We often share far more about our lives on social media than we realize. The things we “like,” comment on and post reveal a lot about who we are. You might not think sharing that BuzzFeed quiz means much, but to companies like Facebook, everything you do online—no matter how “personal”—turns into something incredibly valuable: user data.
This isn’t an inherently good or bad thing, it’s just the way it is. Everything you show an interest in online is recorded and used to determine which specific advertisements you’ll probably click on. What you share online often reveals your priorities and what you’re passionate about.
Last week Facebook used some of this data to determine what Americans are most thankful for.

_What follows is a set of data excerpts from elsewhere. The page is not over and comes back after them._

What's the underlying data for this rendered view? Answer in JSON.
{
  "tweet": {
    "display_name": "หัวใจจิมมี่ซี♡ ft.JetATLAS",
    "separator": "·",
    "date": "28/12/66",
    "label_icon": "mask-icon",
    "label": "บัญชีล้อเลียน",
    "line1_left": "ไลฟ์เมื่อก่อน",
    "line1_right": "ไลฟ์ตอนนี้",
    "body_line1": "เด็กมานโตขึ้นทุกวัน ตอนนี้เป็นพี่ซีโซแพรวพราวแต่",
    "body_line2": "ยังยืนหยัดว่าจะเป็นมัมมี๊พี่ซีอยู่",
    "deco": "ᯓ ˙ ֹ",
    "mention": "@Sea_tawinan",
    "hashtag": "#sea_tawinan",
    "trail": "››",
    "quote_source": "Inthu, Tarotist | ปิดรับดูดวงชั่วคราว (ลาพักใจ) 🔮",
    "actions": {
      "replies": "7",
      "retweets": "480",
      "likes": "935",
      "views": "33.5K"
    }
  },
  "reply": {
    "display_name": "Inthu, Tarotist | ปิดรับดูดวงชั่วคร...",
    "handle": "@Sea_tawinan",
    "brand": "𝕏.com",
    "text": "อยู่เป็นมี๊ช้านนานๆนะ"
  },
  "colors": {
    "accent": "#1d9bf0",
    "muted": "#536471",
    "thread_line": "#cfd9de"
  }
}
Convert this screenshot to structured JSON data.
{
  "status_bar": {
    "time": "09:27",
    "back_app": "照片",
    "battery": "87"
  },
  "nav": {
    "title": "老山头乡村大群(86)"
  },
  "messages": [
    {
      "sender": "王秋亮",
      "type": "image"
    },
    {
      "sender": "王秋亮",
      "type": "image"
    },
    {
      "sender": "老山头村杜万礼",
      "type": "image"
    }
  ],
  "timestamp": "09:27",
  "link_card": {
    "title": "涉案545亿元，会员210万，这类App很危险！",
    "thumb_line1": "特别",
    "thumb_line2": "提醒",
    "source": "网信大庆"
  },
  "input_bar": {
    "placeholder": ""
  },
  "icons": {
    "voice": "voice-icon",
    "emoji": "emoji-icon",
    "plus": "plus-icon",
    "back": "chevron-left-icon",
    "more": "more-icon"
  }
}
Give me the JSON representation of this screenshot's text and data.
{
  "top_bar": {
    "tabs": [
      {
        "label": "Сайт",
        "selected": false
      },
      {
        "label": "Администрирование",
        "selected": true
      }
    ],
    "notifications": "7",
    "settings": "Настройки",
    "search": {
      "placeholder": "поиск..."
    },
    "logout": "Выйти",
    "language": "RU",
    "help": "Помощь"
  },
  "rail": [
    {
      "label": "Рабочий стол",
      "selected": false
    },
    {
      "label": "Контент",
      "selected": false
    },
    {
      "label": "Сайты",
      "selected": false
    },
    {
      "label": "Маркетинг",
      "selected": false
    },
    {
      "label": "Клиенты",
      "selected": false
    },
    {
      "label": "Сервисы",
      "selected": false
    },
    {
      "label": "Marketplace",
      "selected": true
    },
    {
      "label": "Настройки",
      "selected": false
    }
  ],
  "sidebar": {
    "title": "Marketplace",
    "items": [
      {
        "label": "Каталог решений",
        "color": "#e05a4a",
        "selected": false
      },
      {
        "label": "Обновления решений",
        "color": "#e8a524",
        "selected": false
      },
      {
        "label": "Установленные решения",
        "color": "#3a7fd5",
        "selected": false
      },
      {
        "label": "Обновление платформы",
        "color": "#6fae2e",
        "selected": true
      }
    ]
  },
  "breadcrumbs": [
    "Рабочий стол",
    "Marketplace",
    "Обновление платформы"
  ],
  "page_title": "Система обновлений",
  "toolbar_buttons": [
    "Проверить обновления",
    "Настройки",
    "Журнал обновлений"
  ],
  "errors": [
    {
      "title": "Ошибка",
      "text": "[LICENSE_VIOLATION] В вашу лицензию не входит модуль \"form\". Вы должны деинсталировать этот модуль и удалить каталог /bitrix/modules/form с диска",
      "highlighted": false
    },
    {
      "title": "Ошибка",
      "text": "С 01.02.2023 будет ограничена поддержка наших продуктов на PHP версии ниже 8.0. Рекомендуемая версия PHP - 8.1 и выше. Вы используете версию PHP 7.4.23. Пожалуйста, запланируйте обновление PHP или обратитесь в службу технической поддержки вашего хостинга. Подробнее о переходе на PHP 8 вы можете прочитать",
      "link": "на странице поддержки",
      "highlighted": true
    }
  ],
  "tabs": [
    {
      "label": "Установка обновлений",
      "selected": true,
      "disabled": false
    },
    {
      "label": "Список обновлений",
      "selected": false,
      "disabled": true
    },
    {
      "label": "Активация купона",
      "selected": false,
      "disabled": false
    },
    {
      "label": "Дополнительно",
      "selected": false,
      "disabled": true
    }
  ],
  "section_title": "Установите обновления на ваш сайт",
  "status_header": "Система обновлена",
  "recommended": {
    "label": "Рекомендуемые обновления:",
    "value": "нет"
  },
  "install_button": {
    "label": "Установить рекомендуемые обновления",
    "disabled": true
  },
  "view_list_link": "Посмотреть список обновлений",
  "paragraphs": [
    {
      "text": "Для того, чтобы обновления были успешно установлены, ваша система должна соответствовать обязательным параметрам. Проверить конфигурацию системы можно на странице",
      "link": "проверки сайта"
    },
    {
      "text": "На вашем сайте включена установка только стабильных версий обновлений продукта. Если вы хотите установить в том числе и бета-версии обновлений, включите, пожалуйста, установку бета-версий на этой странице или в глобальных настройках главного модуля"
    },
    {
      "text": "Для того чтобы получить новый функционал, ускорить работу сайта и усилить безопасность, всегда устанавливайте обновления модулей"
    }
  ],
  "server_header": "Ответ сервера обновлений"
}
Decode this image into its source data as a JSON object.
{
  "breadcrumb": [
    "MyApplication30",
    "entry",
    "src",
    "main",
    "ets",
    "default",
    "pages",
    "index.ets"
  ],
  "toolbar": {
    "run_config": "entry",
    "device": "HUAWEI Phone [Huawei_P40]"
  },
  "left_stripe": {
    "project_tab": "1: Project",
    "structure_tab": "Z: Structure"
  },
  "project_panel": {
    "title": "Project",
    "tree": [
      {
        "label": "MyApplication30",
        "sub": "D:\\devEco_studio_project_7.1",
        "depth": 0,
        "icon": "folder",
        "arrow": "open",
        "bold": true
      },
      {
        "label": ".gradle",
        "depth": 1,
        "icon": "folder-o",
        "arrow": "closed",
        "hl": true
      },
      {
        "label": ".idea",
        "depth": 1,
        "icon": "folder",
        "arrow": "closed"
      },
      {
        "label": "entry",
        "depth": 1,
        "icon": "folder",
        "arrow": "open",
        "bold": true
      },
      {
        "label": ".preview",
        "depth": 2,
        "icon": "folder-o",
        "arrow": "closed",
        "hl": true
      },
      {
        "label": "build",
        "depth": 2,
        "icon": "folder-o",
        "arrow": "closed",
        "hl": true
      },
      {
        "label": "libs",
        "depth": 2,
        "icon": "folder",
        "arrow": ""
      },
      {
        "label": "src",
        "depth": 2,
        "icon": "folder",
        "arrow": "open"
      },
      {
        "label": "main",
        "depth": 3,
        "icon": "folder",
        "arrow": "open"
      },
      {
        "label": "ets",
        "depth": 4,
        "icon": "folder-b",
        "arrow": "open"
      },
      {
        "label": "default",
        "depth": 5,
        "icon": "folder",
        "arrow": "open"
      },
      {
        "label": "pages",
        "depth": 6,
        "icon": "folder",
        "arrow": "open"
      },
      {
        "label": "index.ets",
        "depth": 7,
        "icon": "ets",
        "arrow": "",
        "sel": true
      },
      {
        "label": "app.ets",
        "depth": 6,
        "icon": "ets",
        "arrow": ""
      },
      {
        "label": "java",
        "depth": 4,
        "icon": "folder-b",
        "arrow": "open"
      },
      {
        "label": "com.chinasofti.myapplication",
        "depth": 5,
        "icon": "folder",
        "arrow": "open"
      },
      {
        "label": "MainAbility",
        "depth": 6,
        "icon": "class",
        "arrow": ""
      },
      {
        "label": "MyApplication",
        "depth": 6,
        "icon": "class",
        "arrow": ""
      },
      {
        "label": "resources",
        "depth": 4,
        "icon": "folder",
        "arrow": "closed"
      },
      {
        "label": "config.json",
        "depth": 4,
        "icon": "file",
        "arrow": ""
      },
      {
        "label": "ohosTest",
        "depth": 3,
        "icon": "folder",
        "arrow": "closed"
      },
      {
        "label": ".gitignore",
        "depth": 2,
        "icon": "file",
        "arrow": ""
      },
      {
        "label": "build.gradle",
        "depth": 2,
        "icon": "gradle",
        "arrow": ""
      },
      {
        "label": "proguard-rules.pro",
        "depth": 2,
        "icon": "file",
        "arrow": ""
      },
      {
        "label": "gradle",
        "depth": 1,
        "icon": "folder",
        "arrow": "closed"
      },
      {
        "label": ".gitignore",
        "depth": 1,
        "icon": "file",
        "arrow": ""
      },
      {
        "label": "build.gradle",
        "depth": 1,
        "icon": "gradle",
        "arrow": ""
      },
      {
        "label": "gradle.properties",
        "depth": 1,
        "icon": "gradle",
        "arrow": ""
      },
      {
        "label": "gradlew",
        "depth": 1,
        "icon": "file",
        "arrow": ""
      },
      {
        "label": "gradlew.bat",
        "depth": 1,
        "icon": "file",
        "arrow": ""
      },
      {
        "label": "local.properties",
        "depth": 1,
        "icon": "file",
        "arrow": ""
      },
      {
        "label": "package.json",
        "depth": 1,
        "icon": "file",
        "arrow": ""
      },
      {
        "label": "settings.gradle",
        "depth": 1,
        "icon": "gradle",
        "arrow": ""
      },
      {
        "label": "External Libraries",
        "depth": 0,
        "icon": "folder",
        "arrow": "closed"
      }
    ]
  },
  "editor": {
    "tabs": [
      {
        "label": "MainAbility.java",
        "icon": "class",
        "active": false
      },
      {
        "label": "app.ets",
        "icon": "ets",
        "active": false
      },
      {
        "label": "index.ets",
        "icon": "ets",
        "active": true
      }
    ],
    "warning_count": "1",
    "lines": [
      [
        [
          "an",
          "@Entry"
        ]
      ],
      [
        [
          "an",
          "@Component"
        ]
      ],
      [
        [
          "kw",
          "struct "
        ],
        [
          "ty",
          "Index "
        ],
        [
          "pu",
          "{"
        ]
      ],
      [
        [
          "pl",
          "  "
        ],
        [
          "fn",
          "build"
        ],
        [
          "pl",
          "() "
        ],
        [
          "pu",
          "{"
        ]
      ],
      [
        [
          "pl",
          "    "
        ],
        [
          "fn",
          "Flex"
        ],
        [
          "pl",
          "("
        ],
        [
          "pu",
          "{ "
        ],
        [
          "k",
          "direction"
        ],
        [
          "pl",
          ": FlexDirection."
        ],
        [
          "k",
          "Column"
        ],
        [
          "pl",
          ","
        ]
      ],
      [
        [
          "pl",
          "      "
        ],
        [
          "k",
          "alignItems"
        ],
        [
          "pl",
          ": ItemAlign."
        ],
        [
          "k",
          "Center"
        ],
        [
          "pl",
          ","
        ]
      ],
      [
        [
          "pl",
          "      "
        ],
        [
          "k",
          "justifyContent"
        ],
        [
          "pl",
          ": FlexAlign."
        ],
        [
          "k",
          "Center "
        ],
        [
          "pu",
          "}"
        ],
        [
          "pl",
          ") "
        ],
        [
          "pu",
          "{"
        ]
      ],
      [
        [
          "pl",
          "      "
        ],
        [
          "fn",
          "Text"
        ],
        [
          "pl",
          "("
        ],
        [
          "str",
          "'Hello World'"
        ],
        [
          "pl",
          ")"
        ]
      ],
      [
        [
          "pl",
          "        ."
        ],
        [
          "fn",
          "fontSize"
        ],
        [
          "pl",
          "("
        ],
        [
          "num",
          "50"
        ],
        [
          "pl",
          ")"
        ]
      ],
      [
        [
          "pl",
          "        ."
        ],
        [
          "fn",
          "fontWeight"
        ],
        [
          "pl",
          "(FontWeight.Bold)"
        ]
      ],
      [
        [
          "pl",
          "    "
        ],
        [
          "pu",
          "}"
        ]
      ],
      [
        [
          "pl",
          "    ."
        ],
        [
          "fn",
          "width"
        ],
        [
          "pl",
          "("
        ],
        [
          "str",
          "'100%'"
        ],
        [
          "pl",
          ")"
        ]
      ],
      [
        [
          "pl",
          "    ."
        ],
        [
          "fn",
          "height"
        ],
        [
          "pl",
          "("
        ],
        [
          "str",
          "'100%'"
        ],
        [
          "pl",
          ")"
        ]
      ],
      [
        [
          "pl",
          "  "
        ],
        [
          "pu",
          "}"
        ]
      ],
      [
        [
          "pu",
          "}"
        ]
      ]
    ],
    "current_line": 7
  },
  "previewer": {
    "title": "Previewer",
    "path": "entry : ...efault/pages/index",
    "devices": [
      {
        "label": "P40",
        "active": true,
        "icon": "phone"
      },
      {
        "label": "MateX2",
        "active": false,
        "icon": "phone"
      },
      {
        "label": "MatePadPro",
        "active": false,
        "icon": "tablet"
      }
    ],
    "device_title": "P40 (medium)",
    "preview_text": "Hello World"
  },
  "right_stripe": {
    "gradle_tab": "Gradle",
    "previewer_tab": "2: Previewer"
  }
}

“We started by collecting a set of anonymized English status updates that contained ‘grateful’ or ‘thankful,’ as well as the word ‘day’ preceded or followed by a number,” writes Winter Mason, data scientist at Facebook. “These status updates were then aggregated and processed by a text-clustering algorithm so we could identify what people were grateful for.”
Overall, Facebook users are most thankful for “friends.” It’s unclear if that means the I-actually-know-you-in-real-life kind of friends, or the we-met-at-a-friend’s-wedding-once-and-I-followed-you-on-Twitter-the-next-day kind of friends.
The data scientists at Facebook also broke the data down by state to determine which topic is most distinctive to each state and region. According to what we share on Facebook, Alabamians are most thankful for “god’s forgiveness.” In fact, nearly every Southeastern state is most thankful for something that relates to faith.
Tennesseans are thankful for “god’s love.”
Georgians are thankful for “god’s word.”
Residents of Mississippi and Arkansas are thankful for “mercy.”
Both Carolinas are thankful for “salvation.”
That the South consistently gave thanks for faith-related topics shouldn’t come as a surprise. Pew Research’s Religion & Public Life Project found that the South has the fewest number of people who identify as “unaffiliated” with a faith in the nation. Only 8% of Alabamians identity as “unaffiliated,” which is half the national average.